If you are a larger news organization, you have the time to invest in research and development, attract and retain talent, and build a customized AI. If you’re a small organization, you’re more a technology taker than a technology maker. That’s one way we see winners and losers.
The big news organizations, like the New York Times and Axel Springer [owner of POLITICO], can engage in direct negotiations with Microsoft and Google. This is not the case with the Oxford Mail or the Offenbach Post, which was my local newspaper in Germany. We’ve seen this power imbalance emerging in recent weeks with the squabbles over questions of copyright and the use of news to do data training. If you are larger, you have an advantage because you can afford to go to court [editor’s note: like the New York Times].

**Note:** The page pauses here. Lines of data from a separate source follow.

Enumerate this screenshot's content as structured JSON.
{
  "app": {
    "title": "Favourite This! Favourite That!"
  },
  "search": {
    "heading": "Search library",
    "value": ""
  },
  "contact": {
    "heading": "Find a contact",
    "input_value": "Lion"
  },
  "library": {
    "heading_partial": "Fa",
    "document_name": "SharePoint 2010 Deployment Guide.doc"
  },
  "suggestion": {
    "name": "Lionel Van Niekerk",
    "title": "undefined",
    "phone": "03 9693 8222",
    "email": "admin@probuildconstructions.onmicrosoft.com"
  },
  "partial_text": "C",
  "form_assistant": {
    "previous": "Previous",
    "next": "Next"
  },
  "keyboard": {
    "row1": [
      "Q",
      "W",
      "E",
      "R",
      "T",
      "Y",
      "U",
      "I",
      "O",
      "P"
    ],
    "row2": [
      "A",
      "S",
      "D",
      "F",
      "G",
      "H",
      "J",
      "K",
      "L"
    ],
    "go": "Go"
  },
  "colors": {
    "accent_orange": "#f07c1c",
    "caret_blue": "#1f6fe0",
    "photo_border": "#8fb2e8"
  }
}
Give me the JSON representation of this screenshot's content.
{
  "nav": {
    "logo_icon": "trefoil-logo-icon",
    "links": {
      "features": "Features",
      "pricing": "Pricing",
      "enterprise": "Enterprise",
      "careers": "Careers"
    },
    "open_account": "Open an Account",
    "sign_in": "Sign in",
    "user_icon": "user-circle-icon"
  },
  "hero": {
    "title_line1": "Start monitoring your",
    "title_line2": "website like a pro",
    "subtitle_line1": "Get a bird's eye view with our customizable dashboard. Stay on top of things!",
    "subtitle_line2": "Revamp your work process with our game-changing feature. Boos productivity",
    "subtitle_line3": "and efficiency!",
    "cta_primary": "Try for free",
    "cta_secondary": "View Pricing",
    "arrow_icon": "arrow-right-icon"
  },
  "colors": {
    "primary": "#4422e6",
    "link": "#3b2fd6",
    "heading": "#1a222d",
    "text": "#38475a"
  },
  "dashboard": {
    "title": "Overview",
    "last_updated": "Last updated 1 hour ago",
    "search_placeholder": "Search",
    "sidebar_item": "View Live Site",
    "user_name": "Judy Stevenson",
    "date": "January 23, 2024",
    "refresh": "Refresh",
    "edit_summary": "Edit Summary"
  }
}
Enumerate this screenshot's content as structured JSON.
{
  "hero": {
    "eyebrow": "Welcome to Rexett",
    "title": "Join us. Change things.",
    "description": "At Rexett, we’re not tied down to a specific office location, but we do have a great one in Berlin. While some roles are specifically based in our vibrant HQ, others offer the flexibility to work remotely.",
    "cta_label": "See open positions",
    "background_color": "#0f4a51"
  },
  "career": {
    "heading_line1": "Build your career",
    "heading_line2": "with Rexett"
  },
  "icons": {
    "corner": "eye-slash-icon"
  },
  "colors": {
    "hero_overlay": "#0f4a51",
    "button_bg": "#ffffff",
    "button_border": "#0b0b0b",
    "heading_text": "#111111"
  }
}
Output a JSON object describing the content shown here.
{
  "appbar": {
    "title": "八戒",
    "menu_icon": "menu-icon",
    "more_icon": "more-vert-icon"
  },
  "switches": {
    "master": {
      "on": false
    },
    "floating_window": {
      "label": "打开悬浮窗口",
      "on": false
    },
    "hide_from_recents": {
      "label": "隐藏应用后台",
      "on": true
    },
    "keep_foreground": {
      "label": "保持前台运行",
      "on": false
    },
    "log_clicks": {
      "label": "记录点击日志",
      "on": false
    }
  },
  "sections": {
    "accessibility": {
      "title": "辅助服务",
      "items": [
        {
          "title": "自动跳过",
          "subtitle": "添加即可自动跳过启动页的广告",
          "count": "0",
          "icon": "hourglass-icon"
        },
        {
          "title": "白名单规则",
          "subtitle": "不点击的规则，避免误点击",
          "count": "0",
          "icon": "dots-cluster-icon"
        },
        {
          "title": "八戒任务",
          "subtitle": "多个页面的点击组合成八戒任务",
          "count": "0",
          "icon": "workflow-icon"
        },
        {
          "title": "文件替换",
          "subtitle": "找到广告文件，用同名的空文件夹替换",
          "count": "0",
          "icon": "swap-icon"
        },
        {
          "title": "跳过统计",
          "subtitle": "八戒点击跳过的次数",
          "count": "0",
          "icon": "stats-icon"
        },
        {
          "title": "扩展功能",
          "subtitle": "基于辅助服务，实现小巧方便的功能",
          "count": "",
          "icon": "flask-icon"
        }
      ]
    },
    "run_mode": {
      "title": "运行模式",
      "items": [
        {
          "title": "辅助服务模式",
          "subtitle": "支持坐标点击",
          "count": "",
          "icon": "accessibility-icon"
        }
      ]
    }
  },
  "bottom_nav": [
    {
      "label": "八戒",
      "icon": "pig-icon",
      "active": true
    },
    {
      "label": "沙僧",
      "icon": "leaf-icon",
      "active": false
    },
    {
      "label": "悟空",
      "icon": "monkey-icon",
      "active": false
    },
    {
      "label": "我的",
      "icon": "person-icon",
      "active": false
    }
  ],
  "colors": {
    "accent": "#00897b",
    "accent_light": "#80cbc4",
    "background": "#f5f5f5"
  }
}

Is it likely that Big Tech will be able to use its power to cement control over news information?
In many ways, it’s already done that, if you look at the ways news is distributed by Google and Meta. There is already a sort of dependency. AI is already used to sort information to curate information on the platforms of those very companies and will increasingly be rolled out more deeply. If you become a technology-taker rather than a technology-maker, you are dependent on cloud computing infrastructure from places like Microsoft. They hold all the cards if they decide to raise prices or change the conditions of licensing and accessing deals. You are at the short end of the stick in many ways.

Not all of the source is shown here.